I try not to think about what kind of shape I would be in if I not stopped swimming after college (back when dinosaurs ruled the earth.) For various reasons (some of which were good) I had not been swimming for a few months. I found that I was back up to my slow pace and could handle the modest distance swum in about three workouts (with a nap after) but my shoulders are feeling a little tender so I am not swimming every day and cutting back on the yardage for a while. It finally looks like spring so I can supplement the swimming with a little running and biking so as not to overdo it.
And I certainly think that the idea of buying another XH-1 and a new computer makes sense for you. After all if you are using three cameras on a shoot then you don't have a backup until you get that fourth one. I have some questions about Apple's pricing and their ideas about computers, but photography not IT is your job and you get to spend your money the way you want.
I'm off to the pool for an abbreviated workout.

ODL Designs said...

Good to hear you are better!

Just as a thought, one upon a time you wrote an article about renting why additional equipment when needed... Why the move to own so many bodies vs. Renting? Is it a lack of rental facilities?

Craig Yuill said...

I am glad that you are finally over your cold. I hate it when I get a "nuisance" cold, and really hate it when I get a bad one that lasts for weeks.

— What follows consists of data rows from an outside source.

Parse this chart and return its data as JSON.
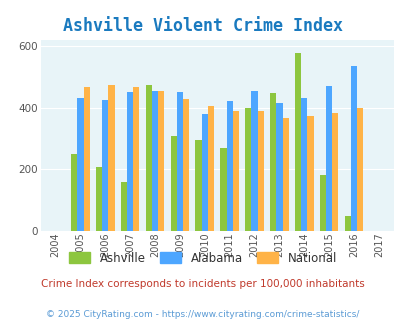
{
  "title": "Ashville Violent Crime Index",
  "years": [
    2004,
    2005,
    2006,
    2007,
    2008,
    2009,
    2010,
    2011,
    2012,
    2013,
    2014,
    2015,
    2016,
    2017
  ],
  "ashville": [
    null,
    248,
    207,
    160,
    473,
    308,
    295,
    268,
    400,
    448,
    578,
    180,
    50,
    null
  ],
  "alabama": [
    null,
    430,
    424,
    450,
    452,
    450,
    380,
    420,
    452,
    415,
    430,
    470,
    535,
    null
  ],
  "national": [
    null,
    468,
    472,
    465,
    455,
    428,
    405,
    388,
    390,
    365,
    373,
    382,
    400,
    null
  ],
  "colors": {
    "ashville": "#8dc63f",
    "alabama": "#4da6ff",
    "national": "#ffb347"
  },
  "ylim": [
    0,
    620
  ],
  "yticks": [
    0,
    200,
    400,
    600
  ],
  "bg_color": "#e8f4f8",
  "subtitle": "Crime Index corresponds to incidents per 100,000 inhabitants",
  "footer": "© 2025 CityRating.com - https://www.cityrating.com/crime-statistics/",
  "title_color": "#1a7abf",
  "subtitle_color": "#c0392b",
  "footer_color": "#5b9bd5"
}
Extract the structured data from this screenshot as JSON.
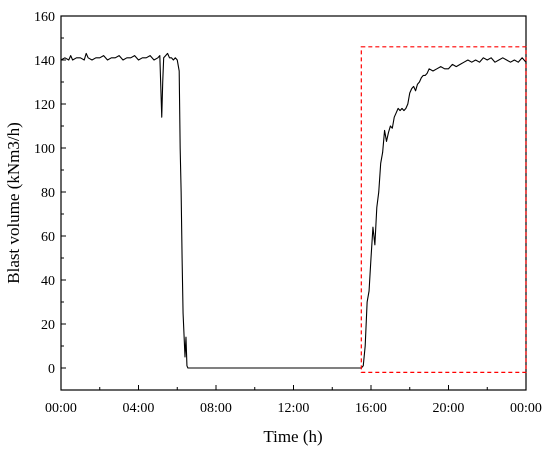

Have fun deciding on an updated iMac. While you are updating your computer, you might want to consider updating the drive you are doing video projects on to an external SSD drive. I had a hard drive with video files and projects fail on me about a year ago. I switched over to using a 1TB Samsung T5 external drive for storing video projects that I am actively working on. I figure that the frequent saving to the drive by video-editing software is hard on the head and drive mechanisms of a traditional hard drive, leading to failure after a short amount of time. I expect my SSD drive to be much more reliable for video editing in the long run. Original video files and finished projects, however, are kept on multiple traditional hard drives, which get (relatively) gentle use.